He was many things to many people. To me, he was sometimes synonymous with the dance community that changed how I move through the world. He was also his own. It’s hard to imagine he is no longer with us. I wonder who we will be now that he is gone. I remembering meeting him at the bi-monthly dances he hosted at the Greenfield grange. Perched on his chair at the front of the small stage, he played fiddle and called dances that people loved and lamented and loved to lament. It takes a certain kind of person to believe so deeply in a certain kind of tradition to risk a certain kind of standing. I am grateful for the witness he was, even as my love language calls for a balanced stance that swings. And still, in his insistence that some of us know the history of these movements we step into together, he nurtured something bigger than any one person or preference.
This beloved was a gifted artist in so many ways. He hand lettered and illustrated the beautiful flyers that promoted his dances, and chronicled each gathering in books he kept at his feet. Sitting out at the top, you could thumb through pages telling stories of those who came before. Waiting to find your way back into a dance takes time. Sometimes the measure of 8 bars takes years to master. And he was a master teacher. It means something that what he leaves behind is a community of people who know how to call themselves together. No matter the occasion – New Year, May Day, a random Friday night, each and every birthday – we know what to sing. May you, too, have a long, long life!
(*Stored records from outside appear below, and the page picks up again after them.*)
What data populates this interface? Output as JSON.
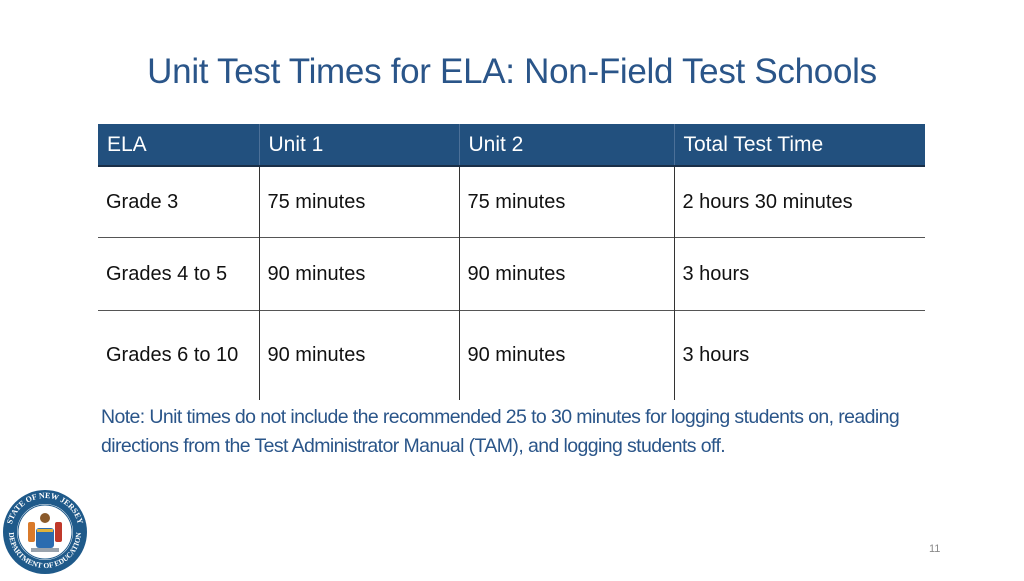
{
  "slide": {
    "title": "Unit Test Times for ELA: Non-Field Test Schools",
    "page_number": "11",
    "accent_color": "#22507e",
    "title_color": "#2a5589"
  },
  "table": {
    "headers": [
      "ELA",
      "Unit 1",
      "Unit 2",
      "Total Test Time"
    ],
    "rows": [
      [
        "Grade 3",
        "75 minutes",
        "75 minutes",
        "2 hours 30 minutes"
      ],
      [
        "Grades 4 to 5",
        "90 minutes",
        "90 minutes",
        "3 hours"
      ],
      [
        "Grades 6 to 10",
        "90 minutes",
        "90 minutes",
        "3 hours"
      ]
    ]
  },
  "note": "Note: Unit times do not include the recommended 25 to 30 minutes for logging students on, reading directions from the Test Administrator Manual (TAM), and logging students off.",
  "logo": {
    "icon": "nj-department-of-education-seal-icon",
    "outer_text_top": "STATE OF NEW JERSEY",
    "outer_text_bottom": "DEPARTMENT OF EDUCATION"
  }
}
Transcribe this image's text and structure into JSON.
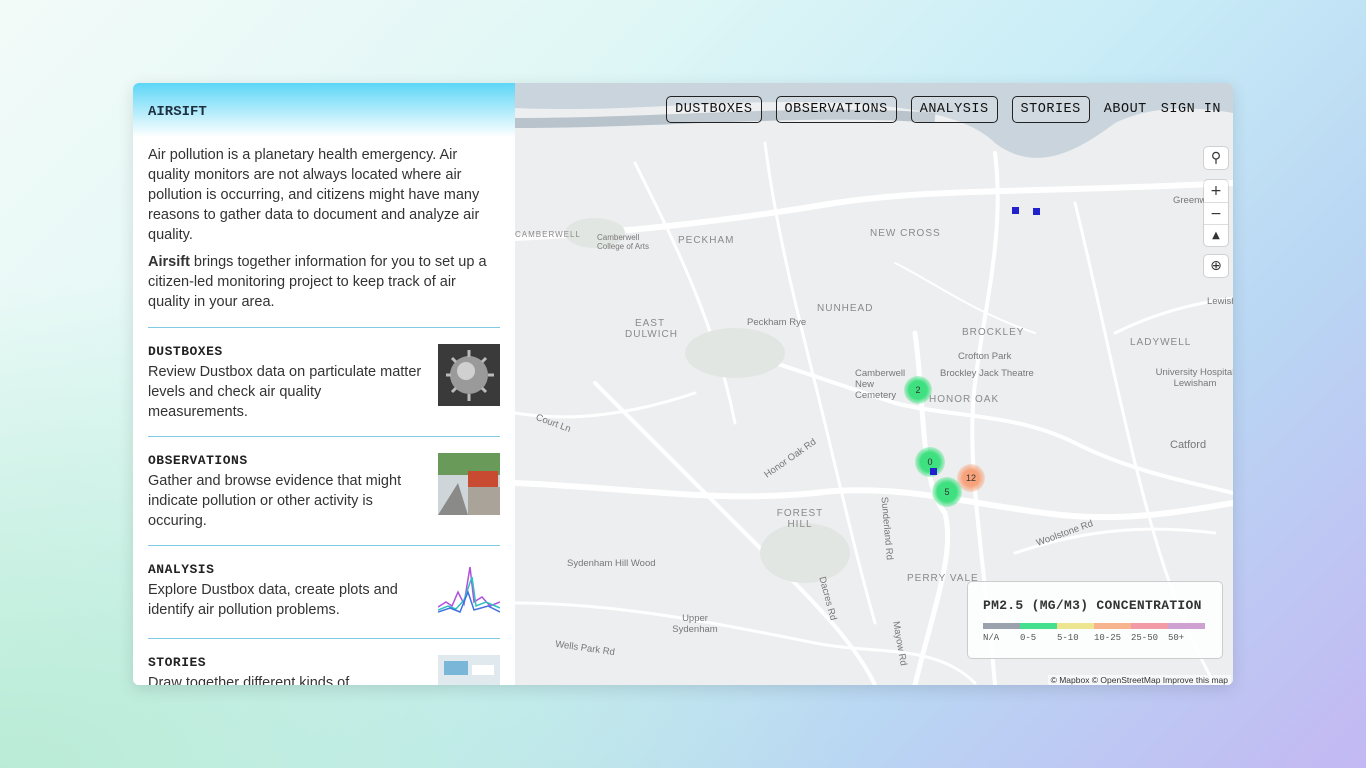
{
  "brand": "AIRSIFT",
  "intro": {
    "p1": "Air pollution is a planetary health emergency. Air quality monitors are not always located where air pollution is occurring, and citizens might have many reasons to gather data to document and analyze air quality.",
    "p2_bold": "Airsift",
    "p2": " brings together information for you to set up a citizen-led monitoring project to keep track of air quality in your area."
  },
  "sections": [
    {
      "title": "DUSTBOXES",
      "text": "Review Dustbox data on particulate matter levels and check air quality measurements."
    },
    {
      "title": "OBSERVATIONS",
      "text": "Gather and browse evidence that might indicate pollution or other activity is occuring."
    },
    {
      "title": "ANALYSIS",
      "text": "Explore Dustbox data, create plots and identify air pollution problems."
    },
    {
      "title": "STORIES",
      "text": "Draw together different kinds of"
    }
  ],
  "nav": {
    "dustboxes": "DUSTBOXES",
    "observations": "OBSERVATIONS",
    "analysis": "ANALYSIS",
    "stories": "STORIES",
    "about": "ABOUT",
    "signin": "SIGN IN"
  },
  "map_controls": {
    "search": "search-icon",
    "zoom_in": "+",
    "zoom_out": "−",
    "compass": "compass-icon",
    "locate": "geolocate-icon"
  },
  "clusters": [
    {
      "count": "2",
      "color": "#3ee07f"
    },
    {
      "count": "0",
      "color": "#3ee07f"
    },
    {
      "count": "5",
      "color": "#3ee07f"
    },
    {
      "count": "12",
      "color": "#f7a27a"
    }
  ],
  "map_labels": [
    "NUNHEAD",
    "Peckham Rye",
    "BROCKLEY",
    "Crofton Park",
    "HONOR OAK",
    "FOREST HILL",
    "PERRY VALE",
    "Catford",
    "Sydenham Hill Wood",
    "Upper Sydenham",
    "EAST DULWICH",
    "NEW CROSS",
    "PECKHAM",
    "Lewisham",
    "Greenwich",
    "LADYWELL",
    "Brockley Jack Theatre",
    "Camberwell New Cemetery",
    "University Hospital Lewisham",
    "Honor Oak Rd",
    "Wells Park Rd",
    "Court Ln",
    "Woolstone Rd",
    "Sunderland Rd",
    "Dacres Rd",
    "Mayow Rd",
    "Camberwell College of Arts",
    "CAMBERWELL"
  ],
  "legend": {
    "title": "PM2.5 (MG/M3) CONCENTRATION",
    "bins": [
      {
        "label": "N/A",
        "color": "#9aa3ad"
      },
      {
        "label": "0-5",
        "color": "#45e08d"
      },
      {
        "label": "5-10",
        "color": "#ede58f"
      },
      {
        "label": "10-25",
        "color": "#f8b48f"
      },
      {
        "label": "25-50",
        "color": "#f29aa6"
      },
      {
        "label": "50+",
        "color": "#cfa0d2"
      }
    ]
  },
  "attribution": "© Mapbox © OpenStreetMap Improve this map"
}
In the worn-down places where bone and rosin meet, his body stood tallest. And it’s neither easy nor uncomplicated, this truth where right-ness becomes righteousness before to dust we return. And still, his commitments kept him with us for longer than he might have otherwise managed. When I think about (t)his light, three moments come to mind:
There was that Dance Flurry in the early aughts that wasn’t. A heavy snowstorm hit Saratoga Springs while thousands were traveling in for a weekend of dance and connection. When the electricity went out, event organizers began triaging what could be triaged. Never mind the pending cancellation, he grabbed his fiddle and made his way to the center of a ballroom. There, he planted himself among those of us not yet ready to call it quits, playing acoustically while shouting calls to a room that had to get so very quiet in order to move together. I am still in awe of the way he held court that night, reminding us that we are the power we need. On the up bow, he held us suspended while snow fell all around.
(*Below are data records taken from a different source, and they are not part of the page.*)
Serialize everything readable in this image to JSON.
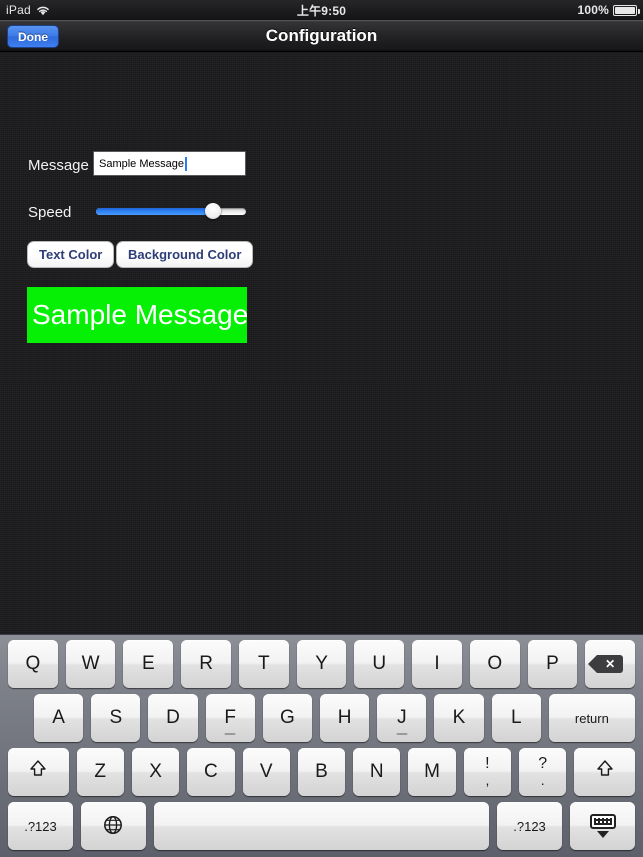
{
  "status_bar": {
    "device": "iPad",
    "wifi_icon": "wifi-icon",
    "time": "上午9:50",
    "battery_percent": "100%",
    "battery_icon": "battery-full-icon"
  },
  "nav_bar": {
    "title": "Configuration",
    "done_label": "Done"
  },
  "form": {
    "message_label": "Message",
    "message_value": "Sample Message",
    "message_placeholder": "",
    "speed_label": "Speed",
    "speed_percent": 78,
    "text_color_label": "Text Color",
    "background_color_label": "Background Color"
  },
  "preview": {
    "text": "Sample Message",
    "text_color": "#ffffff",
    "background_color": "#06f006"
  },
  "keyboard": {
    "row1": [
      {
        "label": "Q",
        "name": "key-q"
      },
      {
        "label": "W",
        "name": "key-w"
      },
      {
        "label": "E",
        "name": "key-e"
      },
      {
        "label": "R",
        "name": "key-r"
      },
      {
        "label": "T",
        "name": "key-t"
      },
      {
        "label": "Y",
        "name": "key-y"
      },
      {
        "label": "U",
        "name": "key-u"
      },
      {
        "label": "I",
        "name": "key-i"
      },
      {
        "label": "O",
        "name": "key-o"
      },
      {
        "label": "P",
        "name": "key-p"
      },
      {
        "label": "",
        "name": "key-backspace",
        "icon": "delete-icon"
      }
    ],
    "row2": [
      {
        "label": "A",
        "name": "key-a"
      },
      {
        "label": "S",
        "name": "key-s"
      },
      {
        "label": "D",
        "name": "key-d"
      },
      {
        "label": "F",
        "name": "key-f"
      },
      {
        "label": "G",
        "name": "key-g"
      },
      {
        "label": "H",
        "name": "key-h"
      },
      {
        "label": "J",
        "name": "key-j"
      },
      {
        "label": "K",
        "name": "key-k"
      },
      {
        "label": "L",
        "name": "key-l"
      },
      {
        "label": "return",
        "name": "key-return"
      }
    ],
    "row3": [
      {
        "label": "",
        "name": "key-shift-left",
        "icon": "shift-icon"
      },
      {
        "label": "Z",
        "name": "key-z"
      },
      {
        "label": "X",
        "name": "key-x"
      },
      {
        "label": "C",
        "name": "key-c"
      },
      {
        "label": "V",
        "name": "key-v"
      },
      {
        "label": "B",
        "name": "key-b"
      },
      {
        "label": "N",
        "name": "key-n"
      },
      {
        "label": "M",
        "name": "key-m"
      },
      {
        "label": "!",
        "sub": ",",
        "name": "key-exclam-comma"
      },
      {
        "label": "?",
        "sub": ".",
        "name": "key-question-period"
      },
      {
        "label": "",
        "name": "key-shift-right",
        "icon": "shift-icon"
      }
    ],
    "row4": [
      {
        "label": ".?123",
        "name": "key-numeric-left"
      },
      {
        "label": "",
        "name": "key-globe",
        "icon": "globe-icon"
      },
      {
        "label": "",
        "name": "key-space"
      },
      {
        "label": ".?123",
        "name": "key-numeric-right"
      },
      {
        "label": "",
        "name": "key-dismiss-keyboard",
        "icon": "keyboard-dismiss-icon"
      }
    ]
  }
}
Then there was that night at the grange when he turned to my recently relocated partner and said, “You should call here.” This newcomer had called some dances before and was still learning the patter that has matured to ensure equal parts groaning and grinning. I’m not sure why this elder extended generosity to an unknown dancer from down South. But he did. And that invitation was both opening and initiation. I remember the combination of butterflies and pride that kept me on my toes that night. Our household keeps this memory alive in the framed print of the hand-drawn flyer that celebrates what it means and takes to open not only a door, but to gift a place and a practice. I hope to honor all that he saw from stages all across this country. He did not always see or hear everyone. But sometimes, he looked into a crowd and grew community – one beat at a time.
The last time I saw him in person he was navigating the final chapter of a slow and steady and almost-unspeakable decline. He could no longer talk, but his fiddle sounded just like him. I spotted him standing alone on a corner in Montague Center. Fiddle on his shoulder, he was a one-man cheering section for a local road race. His fingers did not falter as they played reel after reel, jig after jig. I can’t remember the last time we spoke, but what remains is the sound of his music – unmistakable and irrepressible. And also his calling – and the way he played so many of us home.